Thanks for the info David. I plan on growing mine in windows that face to the south and get lots of sun, so hopefully they will do fine there. I picked a really neat bakers rack for just that and put it in the window in my office. It gets sun as long as the sun is out, so maybe?? Course, in the summer, they will be outside. That's the beauty of pots, can move them wherever I need to, lol! And most of them I am going to start as soon as I get the seeds, inside, so hopefully they will have a good start before spring actually gets here. It's 8 below today, not counting wind chill, so I'm thinking it will be awhile before spring gets here. Hopefully in May tho, lol!
Why not choose one shelf in your baker's rack and install a simple fluorescent light? Or you could go to wallyworld and buy a couple of inexpensive plant lights. They're inexpensive to run, and the plants love it.
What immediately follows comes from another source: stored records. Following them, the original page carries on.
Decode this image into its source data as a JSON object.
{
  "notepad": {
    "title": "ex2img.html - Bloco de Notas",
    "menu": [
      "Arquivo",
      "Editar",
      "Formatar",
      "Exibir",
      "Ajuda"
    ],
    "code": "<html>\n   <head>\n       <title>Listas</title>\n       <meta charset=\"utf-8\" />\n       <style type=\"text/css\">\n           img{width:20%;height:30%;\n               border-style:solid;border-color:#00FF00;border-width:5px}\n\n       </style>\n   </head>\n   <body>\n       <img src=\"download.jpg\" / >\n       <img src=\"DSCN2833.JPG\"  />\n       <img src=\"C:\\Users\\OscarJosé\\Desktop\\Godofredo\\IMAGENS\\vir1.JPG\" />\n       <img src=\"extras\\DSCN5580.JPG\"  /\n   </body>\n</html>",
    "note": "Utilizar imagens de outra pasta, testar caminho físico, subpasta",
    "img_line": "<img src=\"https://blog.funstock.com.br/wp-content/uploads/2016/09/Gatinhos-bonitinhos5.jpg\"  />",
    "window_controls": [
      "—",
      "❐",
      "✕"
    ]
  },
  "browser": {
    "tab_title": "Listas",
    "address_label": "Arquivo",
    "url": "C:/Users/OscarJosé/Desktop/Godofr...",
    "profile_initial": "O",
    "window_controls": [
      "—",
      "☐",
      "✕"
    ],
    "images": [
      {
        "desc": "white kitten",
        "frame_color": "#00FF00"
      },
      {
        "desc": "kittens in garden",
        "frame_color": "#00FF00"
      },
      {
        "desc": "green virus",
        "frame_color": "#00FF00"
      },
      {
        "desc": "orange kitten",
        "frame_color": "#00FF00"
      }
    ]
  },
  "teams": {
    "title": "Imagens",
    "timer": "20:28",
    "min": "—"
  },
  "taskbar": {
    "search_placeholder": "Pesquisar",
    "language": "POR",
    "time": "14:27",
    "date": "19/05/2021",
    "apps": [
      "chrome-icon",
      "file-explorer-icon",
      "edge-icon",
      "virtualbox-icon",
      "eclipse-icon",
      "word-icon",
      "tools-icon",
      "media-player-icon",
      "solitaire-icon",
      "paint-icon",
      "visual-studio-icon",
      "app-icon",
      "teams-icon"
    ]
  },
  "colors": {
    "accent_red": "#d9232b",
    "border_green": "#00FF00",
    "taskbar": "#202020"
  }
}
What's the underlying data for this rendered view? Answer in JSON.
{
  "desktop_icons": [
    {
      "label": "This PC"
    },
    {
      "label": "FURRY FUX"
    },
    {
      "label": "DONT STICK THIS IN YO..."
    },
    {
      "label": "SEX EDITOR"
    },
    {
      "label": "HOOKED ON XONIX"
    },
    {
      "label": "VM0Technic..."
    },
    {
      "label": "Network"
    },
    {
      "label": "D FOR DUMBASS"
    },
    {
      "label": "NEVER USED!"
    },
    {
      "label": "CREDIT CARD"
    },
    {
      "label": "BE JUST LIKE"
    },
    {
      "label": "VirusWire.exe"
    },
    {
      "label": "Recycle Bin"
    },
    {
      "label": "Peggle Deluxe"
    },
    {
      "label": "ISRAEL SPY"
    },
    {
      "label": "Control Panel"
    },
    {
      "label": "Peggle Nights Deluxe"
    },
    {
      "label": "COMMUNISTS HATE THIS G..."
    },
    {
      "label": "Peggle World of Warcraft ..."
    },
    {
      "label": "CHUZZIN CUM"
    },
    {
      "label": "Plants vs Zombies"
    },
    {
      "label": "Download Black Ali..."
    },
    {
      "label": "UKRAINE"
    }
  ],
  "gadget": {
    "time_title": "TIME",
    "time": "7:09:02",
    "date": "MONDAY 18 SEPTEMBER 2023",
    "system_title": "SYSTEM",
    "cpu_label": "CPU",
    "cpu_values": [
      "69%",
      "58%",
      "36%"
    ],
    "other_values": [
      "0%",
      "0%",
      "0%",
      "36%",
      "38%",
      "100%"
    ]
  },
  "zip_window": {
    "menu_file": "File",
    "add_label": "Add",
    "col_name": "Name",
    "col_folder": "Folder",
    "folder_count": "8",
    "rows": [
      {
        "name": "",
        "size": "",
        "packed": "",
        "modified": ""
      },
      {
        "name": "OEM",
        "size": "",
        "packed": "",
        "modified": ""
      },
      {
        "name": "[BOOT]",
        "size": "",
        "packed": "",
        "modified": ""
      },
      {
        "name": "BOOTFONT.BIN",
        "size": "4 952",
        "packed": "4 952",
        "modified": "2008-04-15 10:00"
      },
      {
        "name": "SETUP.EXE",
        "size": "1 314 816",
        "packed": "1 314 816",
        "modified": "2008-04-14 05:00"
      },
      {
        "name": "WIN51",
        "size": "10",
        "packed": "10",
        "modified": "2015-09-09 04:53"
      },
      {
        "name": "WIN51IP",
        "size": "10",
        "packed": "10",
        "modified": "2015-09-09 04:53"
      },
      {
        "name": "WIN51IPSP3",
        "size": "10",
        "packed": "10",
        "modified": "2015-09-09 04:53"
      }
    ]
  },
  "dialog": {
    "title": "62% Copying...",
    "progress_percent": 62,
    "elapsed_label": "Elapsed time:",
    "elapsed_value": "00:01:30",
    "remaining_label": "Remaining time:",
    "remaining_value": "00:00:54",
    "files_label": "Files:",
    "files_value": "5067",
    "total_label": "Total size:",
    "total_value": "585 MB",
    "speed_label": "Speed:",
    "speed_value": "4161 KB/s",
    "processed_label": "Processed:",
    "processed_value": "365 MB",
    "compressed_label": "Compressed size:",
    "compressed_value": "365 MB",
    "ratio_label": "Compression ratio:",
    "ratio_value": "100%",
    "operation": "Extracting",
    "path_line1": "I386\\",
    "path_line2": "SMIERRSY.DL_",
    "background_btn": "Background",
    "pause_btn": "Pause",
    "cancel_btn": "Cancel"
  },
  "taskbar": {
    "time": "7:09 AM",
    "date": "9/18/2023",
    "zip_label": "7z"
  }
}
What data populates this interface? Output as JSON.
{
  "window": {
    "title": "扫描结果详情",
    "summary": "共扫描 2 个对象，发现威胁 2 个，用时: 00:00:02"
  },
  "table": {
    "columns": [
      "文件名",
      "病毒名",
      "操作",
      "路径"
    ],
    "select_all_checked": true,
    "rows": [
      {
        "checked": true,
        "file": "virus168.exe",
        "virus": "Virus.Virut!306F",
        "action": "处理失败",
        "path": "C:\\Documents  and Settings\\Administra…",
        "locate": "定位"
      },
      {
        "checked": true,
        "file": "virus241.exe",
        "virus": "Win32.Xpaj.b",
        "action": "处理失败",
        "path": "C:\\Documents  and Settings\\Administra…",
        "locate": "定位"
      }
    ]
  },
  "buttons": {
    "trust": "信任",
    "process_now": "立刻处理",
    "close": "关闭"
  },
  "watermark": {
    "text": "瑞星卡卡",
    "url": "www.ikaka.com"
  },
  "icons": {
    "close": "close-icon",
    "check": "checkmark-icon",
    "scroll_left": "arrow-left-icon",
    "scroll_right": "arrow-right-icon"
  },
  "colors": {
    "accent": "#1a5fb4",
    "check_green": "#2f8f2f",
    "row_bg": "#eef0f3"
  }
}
You can tie the lamps to the bottom of the shelf above, and they take up no room (ask anyone who starts seeds indoors).
The sage you need may also be called purple sage (salvia officinalis) for its purple flowers. In zone 6 it comes up every year as do lemon balm and lady's mantle. Oregano, too. The dill just keeps reseeding itself. Use dill in chicken soups, and you will be amazed at the aroma. Just pinch off the bloom spike from basil, and watch it spread beautifully.
One of the things I love about herbs is that they smell so heavenly when watered with a hose or light sprayer. You know, they give so much and ask so little.
Great idea on the lighting! I actually have an old unused florescent light out in the garage, and when at my DM's house, found a plant bulb for it that she was going to throw out, lol! Nabbed that thing and brought it home, so one of the things on my agenda for tomorrow is hanging a light! Am thinking I'll try to pick up one or 2 more also, for another shelf unit I have just sitting in the garage collecting dust. And then get to seed shopping, of course, lol!